グループ回想法を実践する場合、まず回想法の目的を設定します。日時とテーマ、実施回数が決定したら、招待状と参加簿を作成して参加者に届けます。自分宛の名前が書かれている招待状は、参加への期待を高める効果があります。参加簿が残れば、認知症の影響で参加そのものを忘れてしまったときに記憶をたどることができるでしょう。グループ回想法は6人から8人程度のグループにまとめるのが一般的です。最初の参加テーマは誰もが気軽に参加できそうな楽しいテーマを選び、最初から深い話になりすぎないよう配慮します。参加者以外では、リーダーとサブリーダーの2人は最低限必要です。人員の確保が可能であれば、もう2人程度のスタッフがいると安心です。当日は、まずオリエンテーションと自己紹介からはじめます。オリエンテーションでは、この日話されたことを口外しないことや他の人の話を否定しないこと、話したくないことは無理に話さず、嫌な気持ちや辛い気持ちになったら席を外して良いことなどを簡潔に説明します。各回の進行はリーダーが行います。挨拶の後にその日のテーマを紹介し、回想に使用する用具を見せて参加者ひとりひとりに質問をしていきます。

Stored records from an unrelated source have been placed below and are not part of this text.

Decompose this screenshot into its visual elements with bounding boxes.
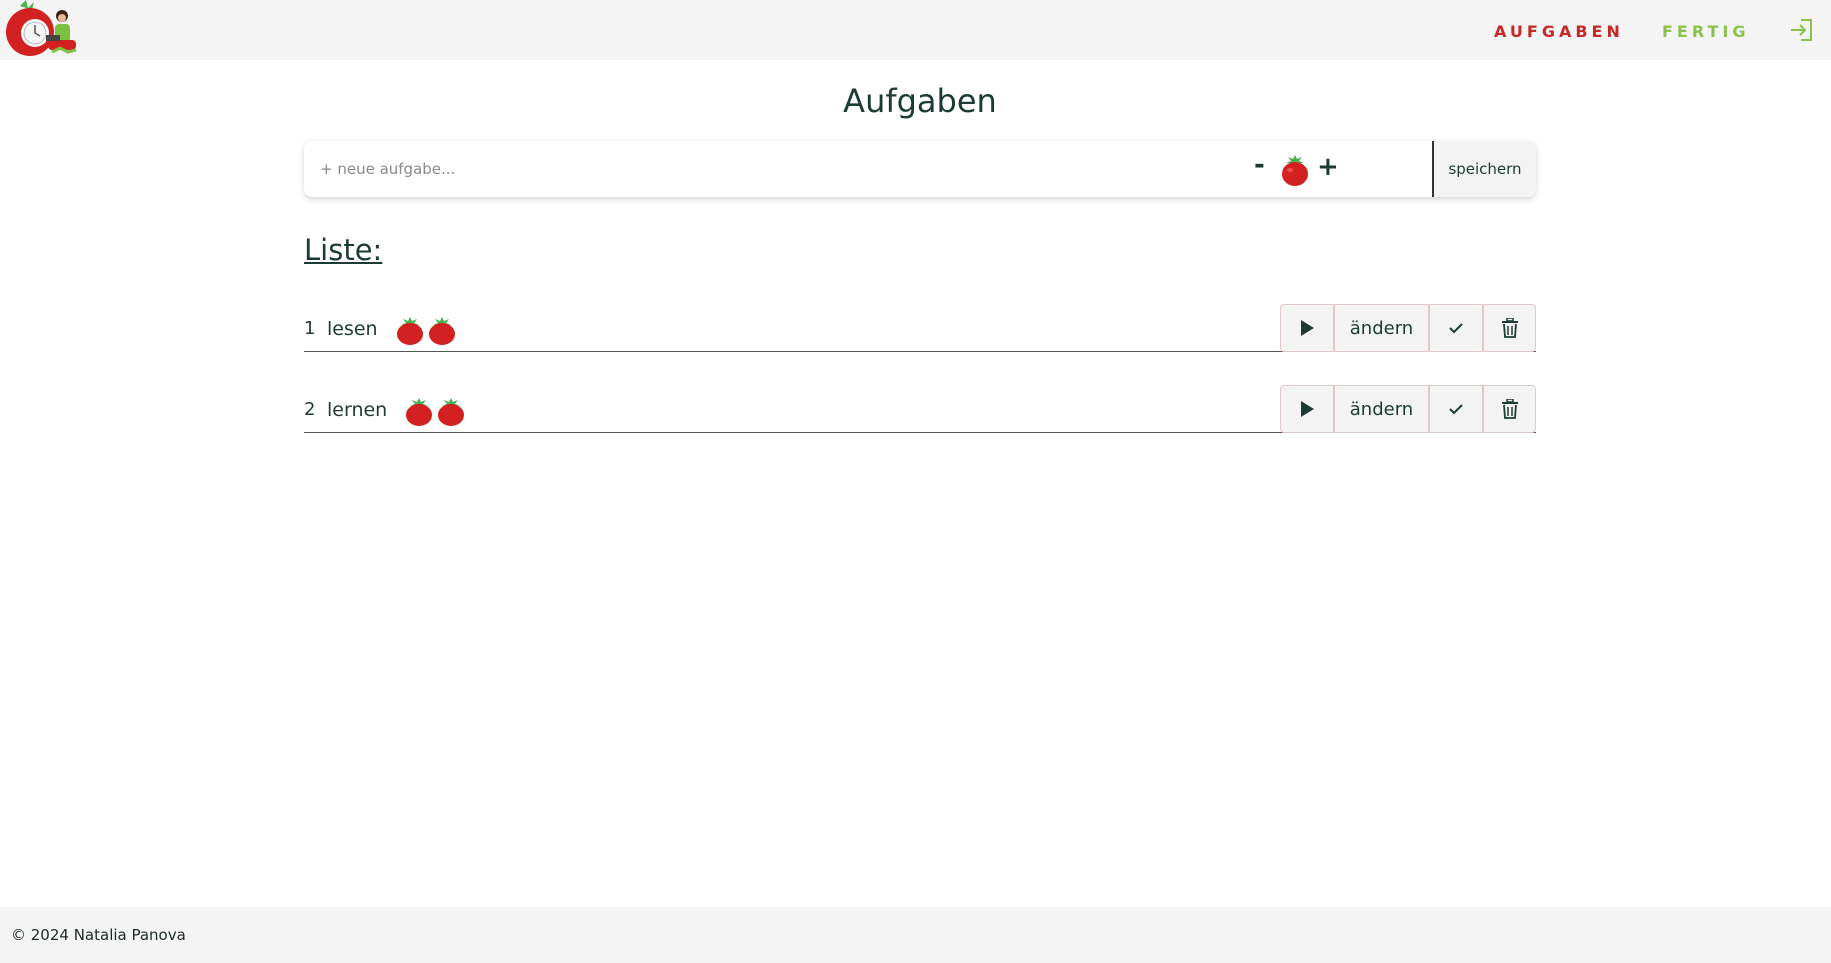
- nav-aufgaben[interactable]: AUFGABEN: [1494, 22, 1624, 41]
- pomodoro-increase-button[interactable]: +: [1317, 152, 1339, 182]
- task-row: 1 lesen ändern: [304, 304, 1536, 352]
- tomato-icon: [429, 317, 455, 345]
- task-pomodoros: [404, 396, 466, 426]
- page-title: Aufgaben: [843, 82, 997, 120]
- delete-button[interactable]: [1483, 385, 1536, 433]
- trash-icon: [1501, 399, 1518, 419]
- task-number: 1: [304, 318, 316, 339]
- tomato-icon: [397, 317, 423, 345]
- complete-button[interactable]: [1429, 385, 1483, 433]
- list-title: Liste:: [304, 233, 383, 267]
- start-button[interactable]: [1280, 385, 1334, 433]
- task-pomodoros: [395, 315, 457, 345]
- save-button[interactable]: speichern: [1432, 141, 1536, 197]
- edit-button[interactable]: ändern: [1334, 385, 1429, 433]
- task-number: 2: [304, 399, 316, 420]
- task-actions: ändern: [1280, 385, 1536, 433]
- nav-fertig[interactable]: FERTIG: [1662, 22, 1749, 41]
- tomato-icon: [1280, 151, 1310, 187]
- delete-button[interactable]: [1483, 304, 1536, 352]
- pomodoro-decrease-button[interactable]: -: [1254, 150, 1265, 180]
- tomato-icon: [438, 398, 464, 426]
- complete-button[interactable]: [1429, 304, 1483, 352]
- new-task-input[interactable]: [304, 141, 1204, 197]
- edit-button[interactable]: ändern: [1334, 304, 1429, 352]
- trash-icon: [1501, 318, 1518, 338]
- play-icon: [1301, 320, 1314, 336]
- check-icon: [1449, 404, 1463, 415]
- task-name: lernen: [327, 399, 388, 421]
- start-button[interactable]: [1280, 304, 1334, 352]
- task-name: lesen: [327, 318, 378, 340]
- footer: © 2024 Natalia Panova: [0, 907, 1831, 963]
- play-icon: [1301, 401, 1314, 417]
- tomato-clock-logo[interactable]: [2, 0, 82, 60]
- tomato-icon: [406, 398, 432, 426]
- task-row: 2 lernen ändern: [304, 385, 1536, 433]
- header: AUFGABEN FERTIG: [0, 0, 1831, 60]
- new-task-form: [304, 141, 1536, 197]
- footer-copyright: © 2024 Natalia Panova: [11, 926, 186, 944]
- sign-in-icon[interactable]: [1789, 17, 1815, 43]
- task-actions: ändern: [1280, 304, 1536, 352]
- check-icon: [1449, 323, 1463, 334]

参加者同士で会話が弾むようならば、様子を見ながらそのまま会話を進めてもらいます。話がそれたようならばリーダーが軌道修正を行い、参加者全員が発言できるよう時間配分を考えながら進行していきます。最終回には、それまでの感想を振り返ります。

グループ回想法の注意事項

リーダーの基本姿勢は、相手の呼吸に合わせながらの「傾聴」です。参加者の中で話が好きな人と控えめな人をリーダーの隣に配置すると進行しやすいでしょう。特に援助が必要な人には、そばに他のスタッフがいるようにします。認知症の方とそうでない方が一緒に参加する際には、認知症の方の話し方や話のテンポに合わせていくようにすると効果的です。参加者が昔の世界に入り込んだまま終了してしまうと、混乱したり興奮状態に陥ったりする危険があります。そのようなことがないよう、「今日は〇〇年〇〇月〇〇日です」と行って一緒に手をたたき、現実に戻ってもらうようにします。

実践例その1

回想法の実践例としてまず紹介するのは、大阪人間科学大学による回想法の実践例です。人間科学部社会福祉学科の介護福祉専攻3年次生が、デイサービスで認知症の方に回想法実践しました。

実践例その2

社会福祉法人緑樹会の地域支援室が介護事業所にて開催した「カフェ・ド・きよさと」では、地域を創る・地域をつなぐ活動の一環として「地域回想法」を実施しています。毎回多くの人が参加し、パソコン回想法やゴムとびやお手玉などの遊びなどを通して、地域の人同士があたたかく楽しいひとときを過ごしています。

回想法を詳しく学びたい人へ

正しい知識を持つ必要がある

正しい知識を持つ必要がある

介護職が回想法を実施する場合、正しい知識を身につけておく必要があります。特に注意すべきなのは、実施者の思い込みや偏見が入った自己流の回想法にしないことです。高齢者すべてが同じ価値観や感じ方をするわけではなく、昔のものを見たり聴いたりして懐かしいと思えるかどうかは個人差があります。介護職が回想法に関する正しい知識を身につけるのに役立つのが、「心療回想士」や「認知症ライフパートナー」などの民間資格です。